Here are pictures of the original from the pattern: 

So you can see how different you could make your own doll with just a few changes.  I obviously really like this pattern, or I wouldn't have made so many of them.  But I have to admit that Lila's a bit young, or maybe just too much of a tomboy, to care about dolls.  Her main goal when handed it is to find out how best to break it down into as many small pieces as possible - the hat, clothes, and shoes come off, and she ends up getting swung around by her hair. (The doll, not Lila.  What were you thinking?).  I blame this on her father, who is an engineering type that took stuff apart as a child.  Bad genes, I tell you. (I jest. We try not to be overly princessey around here).  

Perhaps in another year or so she'll be more interested in dolls.  However, the nieces and nephews that I've sent this doll to were older, and they played with them in a much kinder fashion.  They had a little bin they kept them in, all nice and tidy, along with their clothing and diaper changes and other accessories.  How sweet is that?  Nothing makes an Auntie prouder than to see her handmade toys being loved and cared for.  

So go ahead and make one!  Even if it's for a future child that doesn't exist yet. :)

Best Wishes,


  1. Seriously, your creativity knows no bounds! Now that Elise is getting older, I'm determined to make her some dolls (and other softies) too!

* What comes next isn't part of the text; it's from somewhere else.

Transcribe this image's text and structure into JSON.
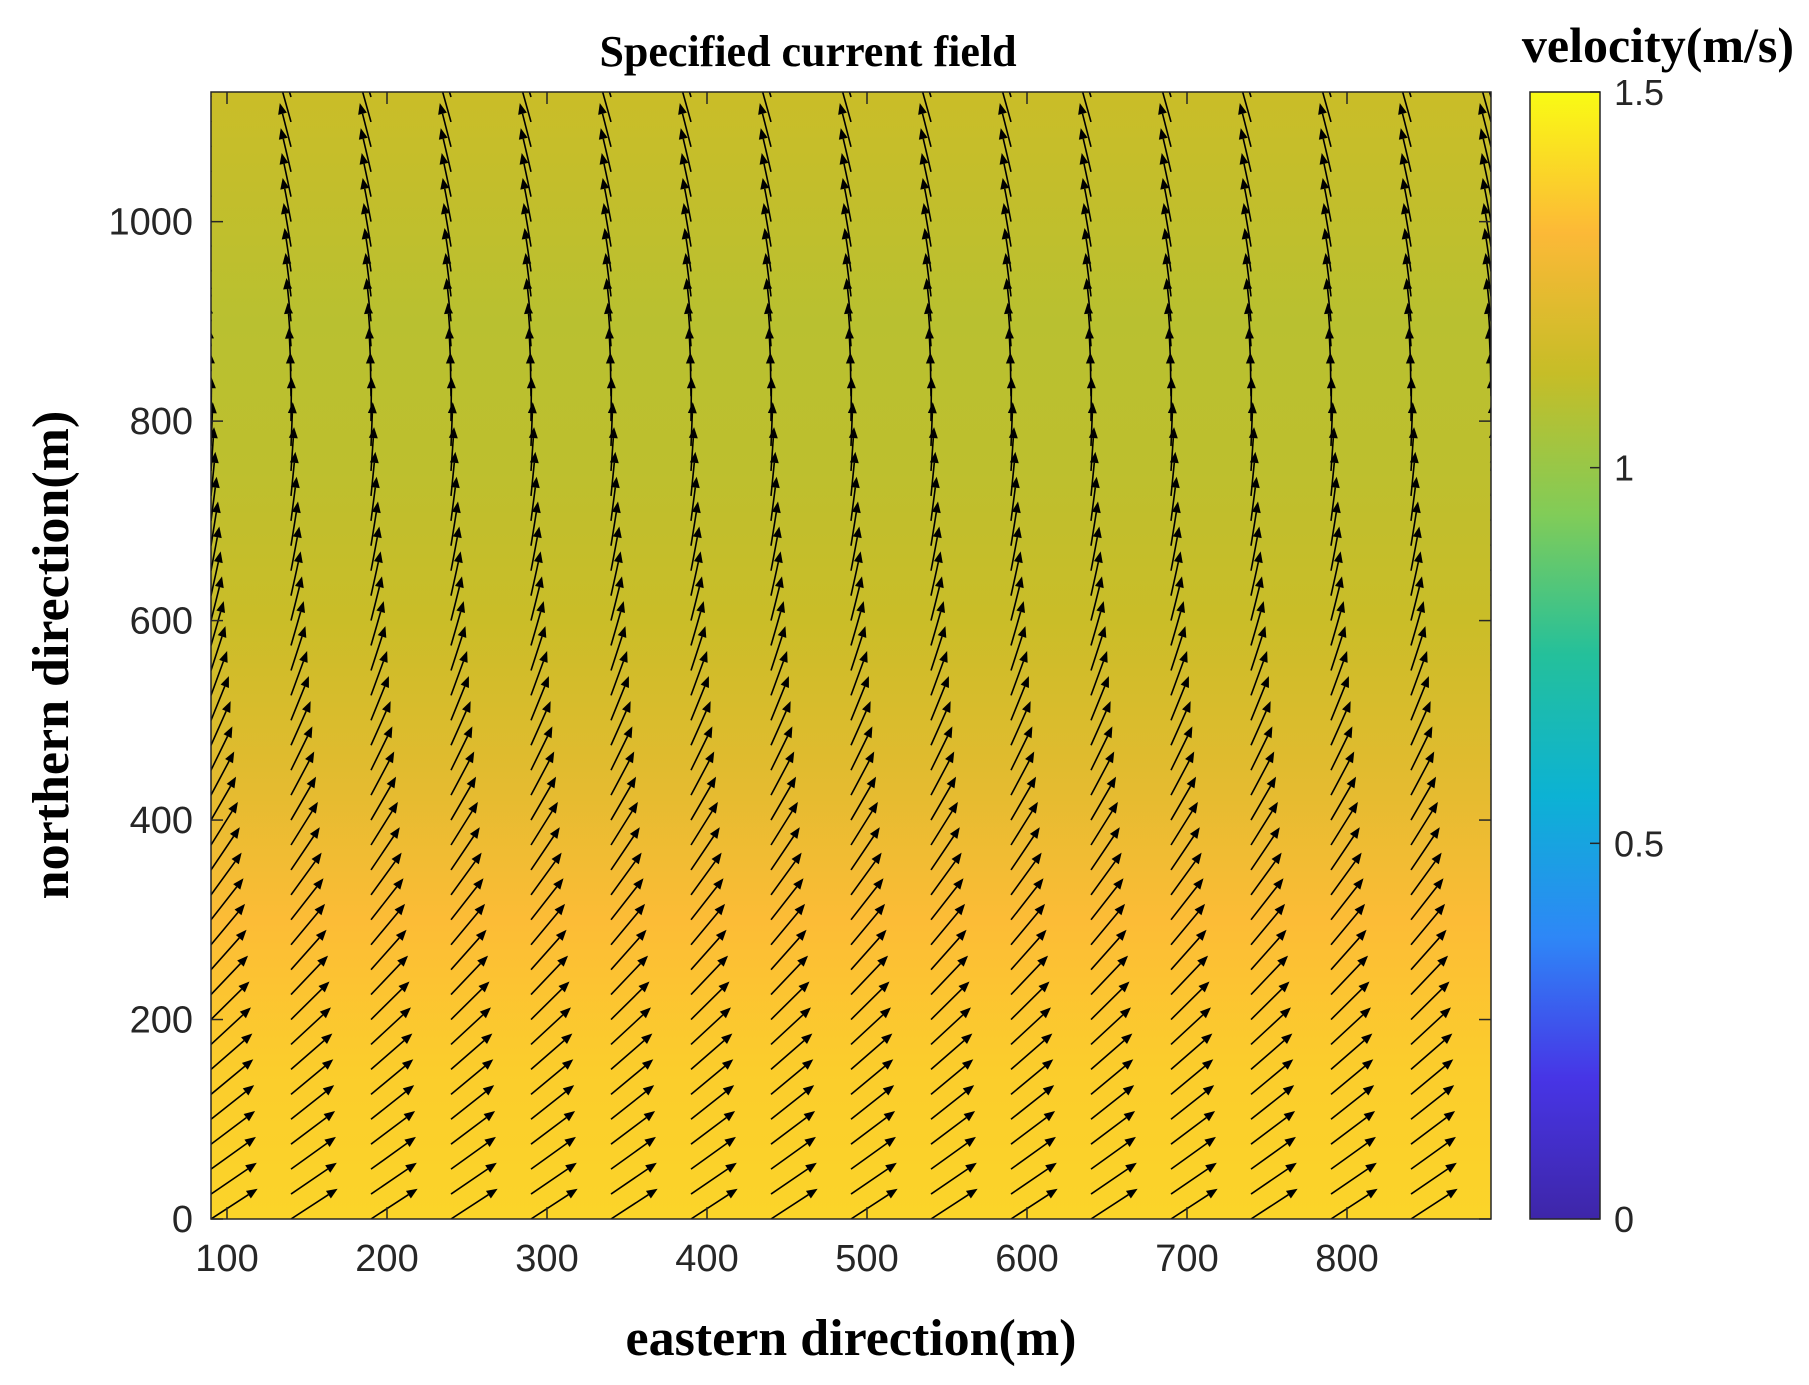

I just love how they're reversible - so cute! And that itty bitty dress really fits perfect. I want to make these. After I get to the bibs! My to-do list keeps growing, no thanks to YOU! :) xoxo

  2. Oh gosh do I know that feeling! I have three pairs of Lila pajamas that are in the middle of being sewn (tops and bottoms = six separate pieces), plus that skirt tutorial that I must do, dog and cat beds that need to be made, Lila's birthday dress (OMG she's going on one!), and more, more more! Help me, I'm drowning!!